Regulamentação da reforma tributária e o populismo tributário

Reforma tributária plenário da Câmara Misto Brasília
Após discussão da PEC, agora é a vez da regulamentaçãpo da reforma tributária/Arquivo/Lula Marques/Agência Brasil
Compartilhe:

Serão cerca de 71 tópicos que precisam ser apreciados e com textos construídos para regulamentação pelo Congresso Nacional

Por Charles Machado – SC

Desde o início de janeiro, o governo federal deu o primeiro passo para regulamentar a reforma tributária criando um programa para ajudar na elaboração de anteprojetos de lei sobre o tema, através da Portaria MF 34/2024.

Ganhou o nome de Programa de Assessoramento Técnico à Implementação da Reforma da Tributação sobre o Consumo (PAT-RTC), que terá 60 dias para concluir suas atividades, contados a partir da reunião de instalação da Comissão de Sistematização.

A estrutura é composta de uma comissão de sistematização, um grupo de análise jurídica e 19 grupos técnicos. Ao todo, serão 15 grupos voltados à regulamentação do Imposto sobre Bens e Serviços (IBS) e da Contribuição sobre Bens e Serviços (CBS).

Eles estão subdivididos em uma série de temas, entre eles importação e regimes aduaneiros especiais; imunidades; regime específico de serviços financeiros; regime específico de operações com bens imóveis; e regime específico de combustíveis e biocombustíveis,

Eles se somam aos outros quatro grupos técnicos que são destinados à regulamentação da distribuição dos recursos do IBS; do Fundo de Sustentabilidade e Diversificação do Estado do Amazonas e do Fundo de Desenvolvimento Sustentável dos Estados da Amazônia Ocidental e do Amapá; do Comitê Gestor do IBS; e do Imposto Seletivo.

A partir da promulgação da EC, o governo tem até 180 dias para encaminhar ao Congresso Nacional os projetos de lei regulamentando o tema, Executivo e Legislativo devem acelerar esses prazos em razão do ano eleitoral, e é nesse calendário eleitoral que mora o perigo.
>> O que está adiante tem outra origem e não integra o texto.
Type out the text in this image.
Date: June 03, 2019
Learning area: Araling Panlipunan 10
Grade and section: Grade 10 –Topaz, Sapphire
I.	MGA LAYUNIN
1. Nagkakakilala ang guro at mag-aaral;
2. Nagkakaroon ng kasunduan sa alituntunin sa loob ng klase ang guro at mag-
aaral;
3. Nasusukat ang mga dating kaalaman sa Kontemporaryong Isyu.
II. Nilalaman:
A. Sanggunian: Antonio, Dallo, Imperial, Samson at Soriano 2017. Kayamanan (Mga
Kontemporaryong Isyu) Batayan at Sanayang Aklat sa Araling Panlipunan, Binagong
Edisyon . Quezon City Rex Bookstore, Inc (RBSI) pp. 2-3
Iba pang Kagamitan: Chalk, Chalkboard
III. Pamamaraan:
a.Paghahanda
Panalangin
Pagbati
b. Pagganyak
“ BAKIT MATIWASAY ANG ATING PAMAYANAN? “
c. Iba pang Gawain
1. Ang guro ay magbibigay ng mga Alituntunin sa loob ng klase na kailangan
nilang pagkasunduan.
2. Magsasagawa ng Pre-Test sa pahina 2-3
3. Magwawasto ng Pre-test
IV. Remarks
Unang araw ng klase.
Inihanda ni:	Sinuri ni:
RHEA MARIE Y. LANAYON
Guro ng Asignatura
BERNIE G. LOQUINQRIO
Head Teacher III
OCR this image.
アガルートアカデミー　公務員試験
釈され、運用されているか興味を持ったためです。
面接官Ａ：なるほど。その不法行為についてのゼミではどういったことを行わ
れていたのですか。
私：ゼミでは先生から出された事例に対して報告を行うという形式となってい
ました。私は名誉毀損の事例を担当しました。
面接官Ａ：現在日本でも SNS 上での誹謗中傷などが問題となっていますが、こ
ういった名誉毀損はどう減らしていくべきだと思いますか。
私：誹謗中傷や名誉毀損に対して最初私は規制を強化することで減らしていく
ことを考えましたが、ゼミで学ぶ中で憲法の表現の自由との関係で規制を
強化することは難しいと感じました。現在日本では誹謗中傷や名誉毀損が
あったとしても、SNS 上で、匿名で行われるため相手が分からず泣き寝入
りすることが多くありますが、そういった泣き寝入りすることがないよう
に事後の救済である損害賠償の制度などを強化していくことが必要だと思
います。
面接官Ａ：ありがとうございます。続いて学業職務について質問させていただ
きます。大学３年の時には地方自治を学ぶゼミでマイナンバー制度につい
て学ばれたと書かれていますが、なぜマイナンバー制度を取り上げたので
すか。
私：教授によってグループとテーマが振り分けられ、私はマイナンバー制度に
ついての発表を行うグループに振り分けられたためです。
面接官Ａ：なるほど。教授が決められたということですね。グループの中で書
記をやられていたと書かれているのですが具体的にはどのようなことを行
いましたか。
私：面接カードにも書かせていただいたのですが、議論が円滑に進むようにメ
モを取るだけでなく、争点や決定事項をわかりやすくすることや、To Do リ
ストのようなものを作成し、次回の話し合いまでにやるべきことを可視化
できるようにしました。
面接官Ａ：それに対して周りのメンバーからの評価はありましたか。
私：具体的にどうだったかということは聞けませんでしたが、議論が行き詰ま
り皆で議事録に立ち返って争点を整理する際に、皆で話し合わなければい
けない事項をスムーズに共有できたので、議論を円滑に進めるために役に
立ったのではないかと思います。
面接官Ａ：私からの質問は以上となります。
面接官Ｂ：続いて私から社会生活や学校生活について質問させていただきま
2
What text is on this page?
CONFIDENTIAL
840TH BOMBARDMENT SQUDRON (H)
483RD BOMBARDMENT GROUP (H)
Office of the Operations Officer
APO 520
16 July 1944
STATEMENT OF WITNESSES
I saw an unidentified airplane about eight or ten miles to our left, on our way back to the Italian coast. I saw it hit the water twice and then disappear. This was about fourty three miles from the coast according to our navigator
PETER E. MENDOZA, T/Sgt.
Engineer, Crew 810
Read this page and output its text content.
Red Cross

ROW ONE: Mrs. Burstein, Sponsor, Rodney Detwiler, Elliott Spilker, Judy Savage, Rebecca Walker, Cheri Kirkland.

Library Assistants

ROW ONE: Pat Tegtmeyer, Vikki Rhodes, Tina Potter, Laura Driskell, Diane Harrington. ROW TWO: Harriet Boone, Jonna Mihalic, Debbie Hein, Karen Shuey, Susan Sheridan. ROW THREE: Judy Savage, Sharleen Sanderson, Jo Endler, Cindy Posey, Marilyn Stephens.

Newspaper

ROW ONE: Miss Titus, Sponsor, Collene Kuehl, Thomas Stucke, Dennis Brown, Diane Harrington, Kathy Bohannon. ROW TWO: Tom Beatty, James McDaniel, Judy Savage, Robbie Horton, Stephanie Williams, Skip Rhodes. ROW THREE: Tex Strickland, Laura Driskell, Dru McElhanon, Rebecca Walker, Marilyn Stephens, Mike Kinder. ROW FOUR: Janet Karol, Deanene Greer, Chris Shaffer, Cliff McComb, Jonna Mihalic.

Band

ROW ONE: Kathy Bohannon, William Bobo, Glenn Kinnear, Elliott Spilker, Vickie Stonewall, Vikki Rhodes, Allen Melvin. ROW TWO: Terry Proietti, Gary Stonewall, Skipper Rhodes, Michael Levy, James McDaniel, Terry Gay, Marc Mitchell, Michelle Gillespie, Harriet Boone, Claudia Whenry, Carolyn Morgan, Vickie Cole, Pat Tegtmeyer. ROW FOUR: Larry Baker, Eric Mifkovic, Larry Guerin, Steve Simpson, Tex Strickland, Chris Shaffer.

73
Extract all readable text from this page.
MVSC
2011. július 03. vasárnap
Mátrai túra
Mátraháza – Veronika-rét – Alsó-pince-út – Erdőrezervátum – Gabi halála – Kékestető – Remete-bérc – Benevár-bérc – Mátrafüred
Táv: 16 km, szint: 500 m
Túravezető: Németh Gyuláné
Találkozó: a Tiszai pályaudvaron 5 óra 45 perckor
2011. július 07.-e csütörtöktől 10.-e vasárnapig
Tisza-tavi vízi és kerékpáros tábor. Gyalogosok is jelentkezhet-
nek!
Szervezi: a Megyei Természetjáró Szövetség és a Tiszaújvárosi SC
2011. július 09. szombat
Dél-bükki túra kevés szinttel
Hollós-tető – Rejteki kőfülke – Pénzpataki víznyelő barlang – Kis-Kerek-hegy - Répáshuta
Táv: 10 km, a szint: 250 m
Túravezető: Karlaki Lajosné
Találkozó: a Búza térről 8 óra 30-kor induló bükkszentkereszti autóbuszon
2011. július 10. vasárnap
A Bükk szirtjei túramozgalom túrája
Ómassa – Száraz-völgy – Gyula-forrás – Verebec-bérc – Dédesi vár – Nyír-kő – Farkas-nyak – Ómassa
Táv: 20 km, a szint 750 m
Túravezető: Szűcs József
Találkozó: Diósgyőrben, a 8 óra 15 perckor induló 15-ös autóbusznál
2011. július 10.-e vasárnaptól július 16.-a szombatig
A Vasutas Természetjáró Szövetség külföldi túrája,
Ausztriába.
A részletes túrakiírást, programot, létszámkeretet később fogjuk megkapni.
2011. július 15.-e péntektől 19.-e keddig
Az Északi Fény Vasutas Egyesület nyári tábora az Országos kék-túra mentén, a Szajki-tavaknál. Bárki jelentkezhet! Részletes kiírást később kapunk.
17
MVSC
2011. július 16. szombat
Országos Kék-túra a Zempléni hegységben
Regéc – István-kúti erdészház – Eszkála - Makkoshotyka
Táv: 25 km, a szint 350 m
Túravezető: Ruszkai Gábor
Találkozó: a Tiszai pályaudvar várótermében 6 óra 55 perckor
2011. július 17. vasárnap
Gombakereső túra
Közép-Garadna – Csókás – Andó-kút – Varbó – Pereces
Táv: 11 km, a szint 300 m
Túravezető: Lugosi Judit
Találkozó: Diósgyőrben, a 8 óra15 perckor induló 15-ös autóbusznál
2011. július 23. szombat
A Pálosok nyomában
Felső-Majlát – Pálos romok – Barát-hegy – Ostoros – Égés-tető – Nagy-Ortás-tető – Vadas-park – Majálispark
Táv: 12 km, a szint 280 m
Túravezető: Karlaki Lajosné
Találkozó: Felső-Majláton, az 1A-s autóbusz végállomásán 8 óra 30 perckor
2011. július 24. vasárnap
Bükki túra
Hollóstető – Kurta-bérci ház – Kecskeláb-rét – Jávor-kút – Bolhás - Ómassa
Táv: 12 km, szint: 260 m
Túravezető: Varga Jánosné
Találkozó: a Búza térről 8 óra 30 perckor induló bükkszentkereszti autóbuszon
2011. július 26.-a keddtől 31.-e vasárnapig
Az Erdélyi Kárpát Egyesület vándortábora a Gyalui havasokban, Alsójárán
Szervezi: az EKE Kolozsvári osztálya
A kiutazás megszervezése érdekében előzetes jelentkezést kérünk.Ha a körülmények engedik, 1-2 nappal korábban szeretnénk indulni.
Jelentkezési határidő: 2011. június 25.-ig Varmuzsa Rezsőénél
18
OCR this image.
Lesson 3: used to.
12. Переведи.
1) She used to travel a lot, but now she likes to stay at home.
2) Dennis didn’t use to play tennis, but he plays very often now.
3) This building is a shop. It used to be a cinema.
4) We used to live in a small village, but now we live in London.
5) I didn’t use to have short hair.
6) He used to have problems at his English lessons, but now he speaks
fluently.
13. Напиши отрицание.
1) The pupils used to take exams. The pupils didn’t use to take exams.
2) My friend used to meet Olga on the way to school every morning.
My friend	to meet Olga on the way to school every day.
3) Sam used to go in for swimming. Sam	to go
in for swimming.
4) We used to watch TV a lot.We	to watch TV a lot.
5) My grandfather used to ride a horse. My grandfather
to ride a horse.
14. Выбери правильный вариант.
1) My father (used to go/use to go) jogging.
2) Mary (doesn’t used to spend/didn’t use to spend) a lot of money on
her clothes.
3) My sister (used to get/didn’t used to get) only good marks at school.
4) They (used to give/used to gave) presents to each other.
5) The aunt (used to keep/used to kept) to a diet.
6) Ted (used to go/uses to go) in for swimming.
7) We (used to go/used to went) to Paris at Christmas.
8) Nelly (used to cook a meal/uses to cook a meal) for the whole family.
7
Estimasse que serão ao menos três leis Complementares distintas, que deverão ser escritas conjuntamente pelos Entes Federativos: União, Estados e Municípios.

A primeira deverá ser sobre IBS, CBS, regimes diferenciados e transição. A segunda, sobre o comitê gestor; e a terceira, sobre o Imposto Seletivo, que incidirá sobre bens e serviços prejudiciais à saúde e ao meio ambiente, conhecido como “Imposto do Pecado”.

Serão cerca de 71 tópicos que precisam ser apreciados e com textos construídos para regulamentação.

Lembrando que em nome da simplicidade tem quem entenda que o melhor seria uma só lei complementar o que eu concordo, seja pelo conflito que muitas vezes nasce nesses diferentes diplomas ou pelas distorções que por vezes o processo legislativo constrói.

Entre os muitos pontos sensíveis, certamente está a regulamentação do Comitê Gestor do IBS, tratado inicialmente como Conselho Federativo, um desafio e tanto diante do não ferimento do pacto federativo, na medida em que estaria tirando autonomia dos Estados, ao mesmo tempo que precisa atentar-se para os limites a sua competência que se for muito extensa, que acaba por tolher a autonomia da gestão das unidades federativas.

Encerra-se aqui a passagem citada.